Read more about the story of Hong Kong's pedestrian maze after the break...
The city's love affair with segregated pedestrian routes started in the 1960's, when the Hong Kong Land Company built an aerial walkway to connect one of its luxury hotels to the second floor of a shopping mall. The resulting influx of well-heeled tourists meant that higher rent could be charged on the second floor shops, so naturally they began to do this on whatever project they could. This also inspired the government to build walkways stemming from public transit hubs into the city, meaning it could easily separate the movement of vehicular traffic from pedestrians. Since, the network has continuously grown incrementally, as needed, by both the government and business owners.

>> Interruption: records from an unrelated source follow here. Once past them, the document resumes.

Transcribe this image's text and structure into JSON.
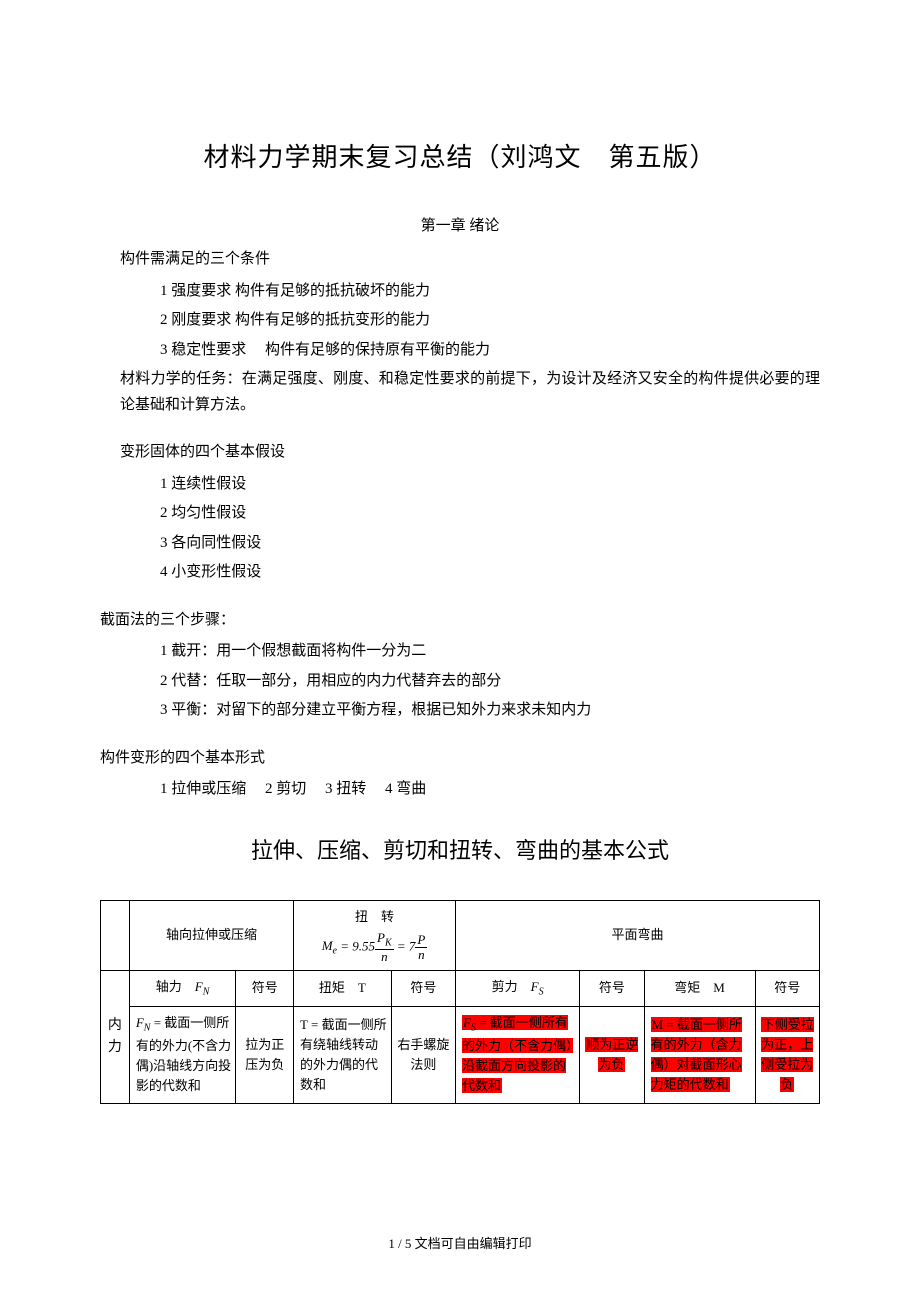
{
  "doc": {
    "title": "材料力学期末复习总结（刘鸿文　第五版）",
    "chapter": "第一章 绪论",
    "conditions": {
      "label": "构件需满足的三个条件",
      "items": [
        "1 强度要求 构件有足够的抵抗破坏的能力",
        "2 刚度要求 构件有足够的抵抗变形的能力",
        "3 稳定性要求 　构件有足够的保持原有平衡的能力"
      ]
    },
    "task": "材料力学的任务：在满足强度、刚度、和稳定性要求的前提下，为设计及经济又安全的构件提供必要的理论基础和计算方法。",
    "assumptions": {
      "label": "变形固体的四个基本假设",
      "items": [
        "1 连续性假设",
        "2 均匀性假设",
        "3 各向同性假设",
        "4 小变形性假设"
      ]
    },
    "section_method": {
      "label": "截面法的三个步骤：",
      "items": [
        "1 截开：用一个假想截面将构件一分为二",
        "2 代替：任取一部分，用相应的内力代替弃去的部分",
        "3 平衡：对留下的部分建立平衡方程，根据已知外力来求未知内力"
      ]
    },
    "forms": {
      "label": "构件变形的四个基本形式",
      "line": "1 拉伸或压缩　  2 剪切　  3 扭转　  4 弯曲"
    },
    "subtitle": "拉伸、压缩、剪切和扭转、弯曲的基本公式",
    "table": {
      "header": {
        "col1": "轴向拉伸或压缩",
        "col2_label": "扭　转",
        "col2_formula_prefix": "M",
        "col2_formula_sub": "e",
        "col2_formula_eq": " = 9.55",
        "col2_formula_pk": "P",
        "col2_formula_pk_sub": "K",
        "col2_formula_n": "n",
        "col2_formula_eq2": " = 7",
        "col2_formula_p": "P",
        "col3": "平面弯曲"
      },
      "row1": {
        "c1": "轴力　",
        "c1_sym": "F",
        "c1_sub": "N",
        "c2": "符号",
        "c3": "扭矩　T",
        "c4": "符号",
        "c5": "剪力　",
        "c5_sym": "F",
        "c5_sub": "S",
        "c6": "符号",
        "c7": "弯矩　M",
        "c8": "符号"
      },
      "row2": {
        "side": "内力",
        "c1_sym": "F",
        "c1_sub": "N",
        "c1_text": " = 截面一侧所有的外力(不含力偶)沿轴线方向投影的代数和",
        "c2": "拉为正压为负",
        "c3": "T = 截面一侧所有绕轴线转动的外力偶的代数和",
        "c4": "右手螺旋法则",
        "c5_sym": "F",
        "c5_sub": "S",
        "c5_text": " = 截面一侧所有的外力（不含力偶）沿截面方向投影的代数和",
        "c6": "顺为正逆为负",
        "c7": "M = 截面一侧所有的外力（含力偶）对截面形心力矩的代数和",
        "c8": "下侧受拉为正，上侧受拉为负"
      }
    },
    "footer": "1 / 5 文档可自由编辑打印"
  }
}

Today, Hong Kong is penetrated by a vast system of connected lobbys, walkways, and tunnels that rise and fall without any apparent relationship to ground level. The fluctuating size and mixed public/private nature of this infrastructure creates a totally different atmosphere depending on when and where you are in it; at times, it is part of a perfumed shopping mall, a corporate lobby, or an oily bus station. The resulting variation in lighting, temperature, humidity, noise and smell further creates unseen boundaries in which define the space and influences how it is used by the masses.

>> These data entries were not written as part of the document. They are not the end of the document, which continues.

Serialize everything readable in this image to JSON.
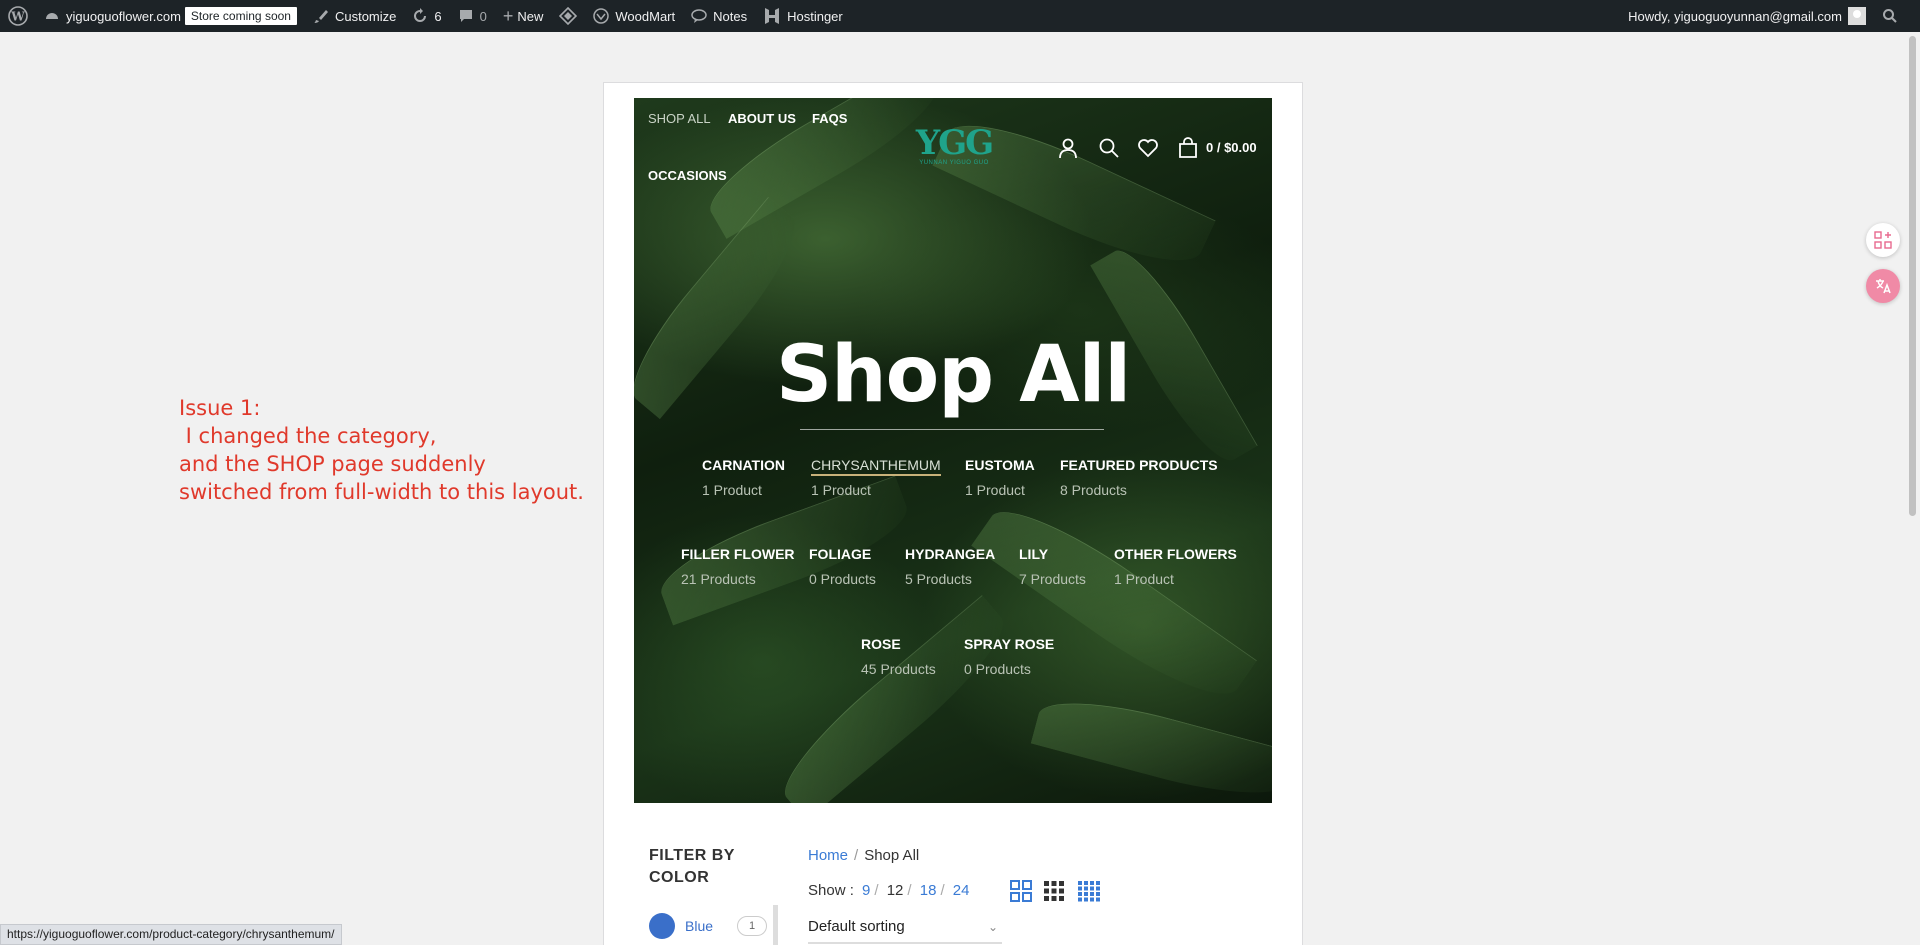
{
  "adminbar": {
    "site_name": "yiguoguoflower.com",
    "store_badge": "Store coming soon",
    "customize": "Customize",
    "updates_count": "6",
    "comments_count": "0",
    "new_label": "New",
    "woodmart": "WoodMart",
    "notes": "Notes",
    "hostinger": "Hostinger",
    "howdy": "Howdy, yiguoguoyunnan@gmail.com"
  },
  "annotation": {
    "text": "Issue 1:\n I changed the category,\nand the SHOP page suddenly\nswitched from full-width to this layout."
  },
  "header": {
    "nav": [
      "SHOP ALL",
      "ABOUT US",
      "FAQS",
      "OCCASIONS"
    ],
    "logo_mark": "YGG",
    "logo_sub": "YUNNAN YIGUO GUO",
    "cart_total": "0 / $0.00"
  },
  "hero": {
    "title": "Shop All",
    "categories": [
      {
        "name": "CARNATION",
        "count": "1 Product"
      },
      {
        "name": "CHRYSANTHEMUM",
        "count": "1 Product"
      },
      {
        "name": "EUSTOMA",
        "count": "1 Product"
      },
      {
        "name": "FEATURED PRODUCTS",
        "count": "8 Products"
      },
      {
        "name": "FILLER FLOWER",
        "count": "21 Products"
      },
      {
        "name": "FOLIAGE",
        "count": "0 Products"
      },
      {
        "name": "HYDRANGEA",
        "count": "5 Products"
      },
      {
        "name": "LILY",
        "count": "7 Products"
      },
      {
        "name": "OTHER FLOWERS",
        "count": "1 Product"
      },
      {
        "name": "ROSE",
        "count": "45 Products"
      },
      {
        "name": "SPRAY ROSE",
        "count": "0 Products"
      }
    ]
  },
  "sidebar": {
    "filter_title": "FILTER BY COLOR",
    "colors": [
      {
        "label": "Blue",
        "count": "1",
        "color": "#3a6fc9"
      }
    ]
  },
  "shop": {
    "breadcrumb_home": "Home",
    "breadcrumb_sep": "/",
    "breadcrumb_current": "Shop All",
    "show_label": "Show :",
    "show_options": [
      "9",
      "12",
      "18",
      "24"
    ],
    "sorting": "Default sorting"
  },
  "status_url": "https://yiguoguoflower.com/product-category/chrysanthemum/",
  "colors": {
    "accent": "#3a7bd5",
    "annotation": "#e0392b",
    "logo": "#1fa38b"
  }
}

The authors describe the book as "a manifesto for a new theory of urban form". They contest the perception that Hong Kong suffers from a lack of social space, arguing that this unique beast has become a surrogate for the parks and public squares, an idea many other cities are familiar with. According to the authors, it is possible cross the city without ever leaving its air-conditioned environs.
What is described as "a result of a combination of top-down planning and bottom-up solutions" has lead the people of Hong Kong to use what is essentially a piece of infrastructure as an unusual, but legitimate, public space. This network of shared space has become so vital to the public that city laws require many premises to keep their portion open around the clock, regardless of business hours. In 2008, conflict arose when security guards in the Times Square piazza attempted to stop people from lingering in the area, sparking public debate on the ownership and nature of these public/private spaces.